Bicep operators

This article describes the Bicep operators. Operators are used to calculate values, compare values, or evaluate conditions. There are six types of Bicep operators:

Operator precedence and associativity

The operators below are listed in descending order of precedence (the higher the position the higher the precedence). Operators listed at the same level have equal precedence.

Symbol Type of Operation Associativity
( ) [ ] . :: Parentheses, array indexers, property accessors, and nested resource accessor Left to right
! - Unary Right to left
% * / Multiplicative Left to right
+ - Additive Left to right
<= < > >= Relational Left to right
== != =~ !~ Equality Left to right
&& Logical AND Left to right
|| Logical OR Left to right
?? Coalesce Left to right
? : Conditional expression (ternary) Right to left

Parentheses

Enclosing an expression between parentheses allows you to override the default Bicep operator precedence. For example, the expression x + y / z evaluates the division first and then the addition. However, the expression (x + y) / z evaluates the addition first and division second.

Accessor

The accessor operators are used to access nested resources and properties on objects.

Operator Name Description
[] Index accessor Access an element of an array or property on an object.
. Function accessor Call a function on a resource.
:: Nested resource accessor Access a nested resource from outside of the parent resource.
. Property accessor Access properties of an object.

Comparison

The comparison operators compare values and return either true or false.

Operator Name Description
>= Greater than or equal Evaluates if the first value is greater than or equal to the second value.
> Greater than Evaluates if the first value is greater than the second value.
<= Less than or equal Evaluates if the first value is less than or equal to the second value.
< Less than Evaluates if the first value is less than the second value.
== Equals Evaluates if two values are equal.
!= Not equal Evaluates if two values are not equal.
=~ Equal case-insensitive Ignores case to determine if two values are equal.
!~ Not equal case-insensitive Ignores case to determine if two values are not equal.

Logical

The logical operators evaluate boolean values, return non-null values, or evaluate a conditional expression.

Operator Name Description
&& And Returns true if all values are true.
|| Or Returns true if either value is true.
! Not Negates a boolean value.
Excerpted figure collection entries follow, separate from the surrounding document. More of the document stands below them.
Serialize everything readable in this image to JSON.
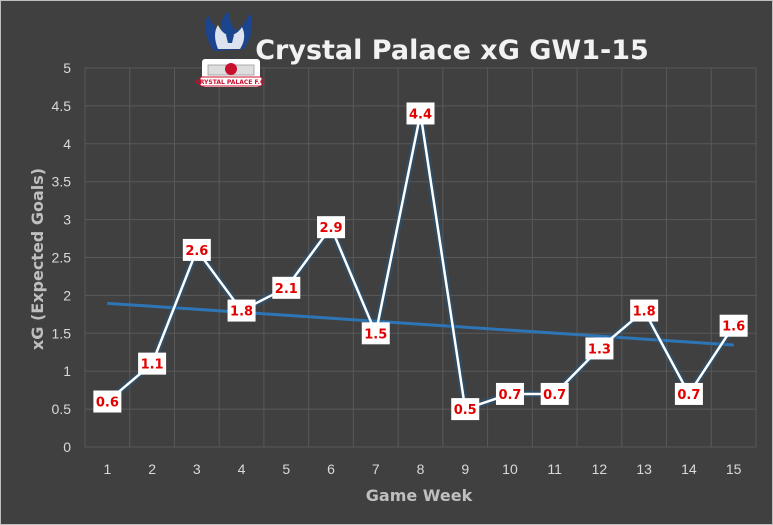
{
  "chart_data": {
    "type": "line",
    "title": "Crystal Palace xG GW1-15",
    "xlabel": "Game Week",
    "ylabel": "xG (Expected Goals)",
    "x": [
      1,
      2,
      3,
      4,
      5,
      6,
      7,
      8,
      9,
      10,
      11,
      12,
      13,
      14,
      15
    ],
    "values": [
      0.6,
      1.1,
      2.6,
      1.8,
      2.1,
      2.9,
      1.5,
      4.4,
      0.5,
      0.7,
      0.7,
      1.3,
      1.8,
      0.7,
      1.6
    ],
    "data_labels": [
      "0.6",
      "1.1",
      "2.6",
      "1.8",
      "2.1",
      "2.9",
      "1.5",
      "4.4",
      "0.5",
      "0.7",
      "0.7",
      "1.3",
      "1.8",
      "0.7",
      "1.6"
    ],
    "y_ticks": [
      "0",
      "0.5",
      "1",
      "1.5",
      "2",
      "2.5",
      "3",
      "3.5",
      "4",
      "4.5",
      "5"
    ],
    "ylim": [
      0,
      5
    ],
    "trendline": {
      "type": "linear",
      "color": "#1f77b4"
    },
    "grid": true,
    "legend": "none",
    "colors": {
      "background": "#404040",
      "line": "#ffffff",
      "trend": "#2e75b6",
      "grid": "#595959",
      "label_text": "#e30000",
      "label_box": "#ffffff"
    }
  },
  "logo": {
    "icon": "eagle-crest",
    "text": "CRYSTAL PALACE F.C."
  }
}
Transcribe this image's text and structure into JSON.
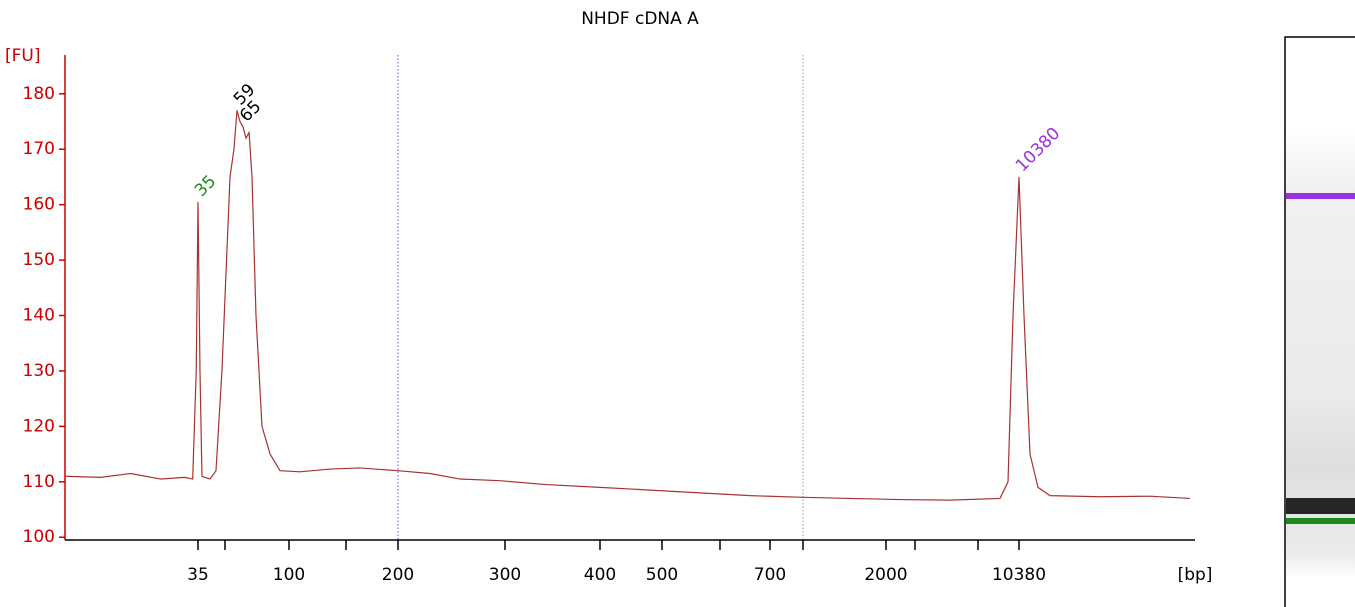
{
  "chart_data": {
    "type": "line",
    "title": "NHDF cDNA A",
    "y_label": "[FU]",
    "x_label": "[bp]",
    "color": "#a83232",
    "axis_color": "#cc0000",
    "ylim": [
      99.5,
      187
    ],
    "yticks": [
      100,
      110,
      120,
      130,
      140,
      150,
      160,
      170,
      180
    ],
    "xlim": [
      20,
      17000
    ],
    "xticks": [
      35,
      {
        "value": 50,
        "label": null
      },
      100,
      {
        "value": 150,
        "label": null
      },
      200,
      300,
      400,
      500,
      {
        "value": 600,
        "label": null
      },
      700,
      {
        "value": 1000,
        "label": null
      },
      2000,
      {
        "value": 3000,
        "label": null
      },
      {
        "value": 7000,
        "label": null
      },
      10380
    ],
    "vlines": [
      {
        "value": 200,
        "color": "#5b5bd6"
      },
      {
        "value": 1000,
        "color": "#9a9aa8"
      }
    ],
    "x": [
      20,
      24,
      27.4,
      30.8,
      33.5,
      34.4,
      34.8,
      35,
      36.1,
      37.2,
      41.7,
      45,
      48.3,
      53.9,
      57,
      59.4,
      61.7,
      64.1,
      66.4,
      68.8,
      71.1,
      74.2,
      78.9,
      85.2,
      93,
      109.6,
      136,
      163.5,
      200,
      229.9,
      258,
      295.3,
      342.9,
      400,
      480.6,
      565.5,
      660,
      1000,
      1566,
      2483,
      5222,
      8813,
      9473,
      9885,
      10380,
      10568,
      10794,
      11095,
      11546,
      13426,
      15306,
      16810
    ],
    "values": [
      111,
      110.8,
      111.5,
      110.5,
      110.8,
      110.5,
      130,
      160.5,
      130,
      111,
      110.5,
      112,
      130,
      165,
      170,
      177,
      175,
      174,
      172,
      173,
      165,
      140,
      120,
      115,
      112,
      111.8,
      112.3,
      112.5,
      112,
      111.5,
      110.5,
      110.2,
      109.5,
      109,
      108.5,
      108,
      107.5,
      107.2,
      107,
      106.8,
      106.7,
      107,
      110,
      140,
      165,
      140,
      115,
      109,
      107.5,
      107.3,
      107.4,
      107
    ],
    "annotations": [
      {
        "text": "35",
        "x": 35,
        "y": 160.5,
        "color": "#1a8a1a"
      },
      {
        "text": "59",
        "x": 59.4,
        "y": 177,
        "color": "#000000"
      },
      {
        "text": "65",
        "x": 64.1,
        "y": 174,
        "color": "#000000"
      },
      {
        "text": "10380",
        "x": 10380,
        "y": 165,
        "color": "#9b30e0"
      }
    ]
  }
}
Takes one operand.
?? Coalesce Returns the first non-null value.
? : Conditional expression Evaluates a condition for true or false and returns a value.

Null-forgiving

The null-forgiving operator suppresses all nullable warnings for the preceding expression.

Operator Name Description
! Null-forgiving Suppresses all nullable warnings for the preceding expression.

Numeric

The numeric operators use integers to do calculations and return integer values.

Operator Name Description
* Multiply Multiplies two integers.
/ Divide Divides an integer by an integer.
% Modulo Divides an integer by an integer and returns the remainder.
+ Add Adds two integers.
- Subtract Subtracts one integer from another integer. Takes two operands.
- Minus (unary) Multiplies an integer by -1. Takes one operand.

Note

Subtract and minus use the same operator. The functionality is different because subtract uses two operands and minus uses one operand.

Safe-dereference

The safe-dereference operator helps to prevent errors that can occur when attempting to access properties or elements without proper knowledge of their existence or value.

Operator Name Description
<base>.?<property>, <base>[?<index>] Safe-dereference Applies an object member access or an array element access operation to its operand only if that operand evaluates to non-null, otherwise, it returns null.